Thursday 20 January 2011

Changeling 7


No 6 was supposed to come first but has resisted the shape I'd envisaged for it. I'm not sure how well this one works. It is diminutive not only in terms of size. A bit like the youngest of many siblings, who never quite manages to catch up with the others. I like the simplicity of its shape which seems to combine an air of completeness with an uncertainty about what to become. It has made me think about growing (up) without reference points. Or only ever being able to look into a partial mirror and focusing on that visible part of the body without, for whichever reason, being able to make sense of the body as a whole. It's about self-perception, isn't it? As a teenager I was convinced I had fat thighs. I was actually stick-thin, but took my clue from the view of squashed flesh when I was sitting down. I'm trying to remember if we had a full-length mirror at home, no, don't think we did, and glances into a shop window or a mirror at a store weren't enough to change my mind. Strangely I'm also thinking of winged seeds trailing down from a plane tree. Maybe there's a being in here that is spinning about trying to find places to put its legs, arms and head, to be whole.

Materials: crocheted from Jaggerspun Zephyr Wool-Silk
Dimensions: 19.5 cm x 34.5 cm


PS. My digital camera isn't working anymore (see white balance turning green here) and I'm looking into buying a new and better one. Would be grateful for recommendations.

4 comments:

mansuetude said...

its odd but true, that the youngest sibling may feel a bit unable to fit, so to speak, into the oldest sibling's memory skin. A span of different worlds...

Ursula Achten said...

the small one... If I would be in there, I could put out my legs and try to reach someone with my arms...someone to help me...but where is the head?
Feeling like a...toy(?)...used but not percepted as a complete being..scared...


about a camera: I would look at the canon powershot G12

Erin Curry said...

I adore this series, these sisters and cousins. I think of them alone and together exploring the world and tryingtryingtrying to grasp the ideas of themselves as their bodies grow and change sofast! I like what you say about how one can actually only see themselves without the mirror. in our heads it mirrors back what our eyes view. And this pleases me immensely. the girlchildish lace not quite neuter. the vulnerable viserality of being in a body.

just seeing these changlings my thoughts fracture into that place I inhabited as a child: quiet, alone even while surrounded, and the space in which nothing of my world seemed wholly solid.

these seem very connected to your perfect (hairy) maidens in their siblinghood, but they are, I think, moving past my association with old myths and fairytale and now rather somehow more magical-realism.

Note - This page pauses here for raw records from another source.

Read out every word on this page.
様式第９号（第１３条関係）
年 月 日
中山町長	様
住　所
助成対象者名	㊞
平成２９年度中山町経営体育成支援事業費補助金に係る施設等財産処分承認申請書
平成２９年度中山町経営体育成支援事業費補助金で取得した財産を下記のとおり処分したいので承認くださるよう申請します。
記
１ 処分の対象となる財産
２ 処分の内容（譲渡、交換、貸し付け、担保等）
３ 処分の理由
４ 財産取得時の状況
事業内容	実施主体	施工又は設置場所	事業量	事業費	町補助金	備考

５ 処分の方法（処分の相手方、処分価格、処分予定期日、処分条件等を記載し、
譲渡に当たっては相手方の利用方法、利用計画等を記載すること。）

It's strong work. I'm excited to see whatelse comes.

redredday said...

hi Marjojo ~ i was surprised by the new color. a little jarring to me for some reason. although the green makes me think of the first tender sprout of springtime, something fresh and soothing. but it feels young and old at the same time. interesting that it remains number 7 even though it is completed before the 6th. i wonder how the order of each one will play in our perception of it when you see them all together.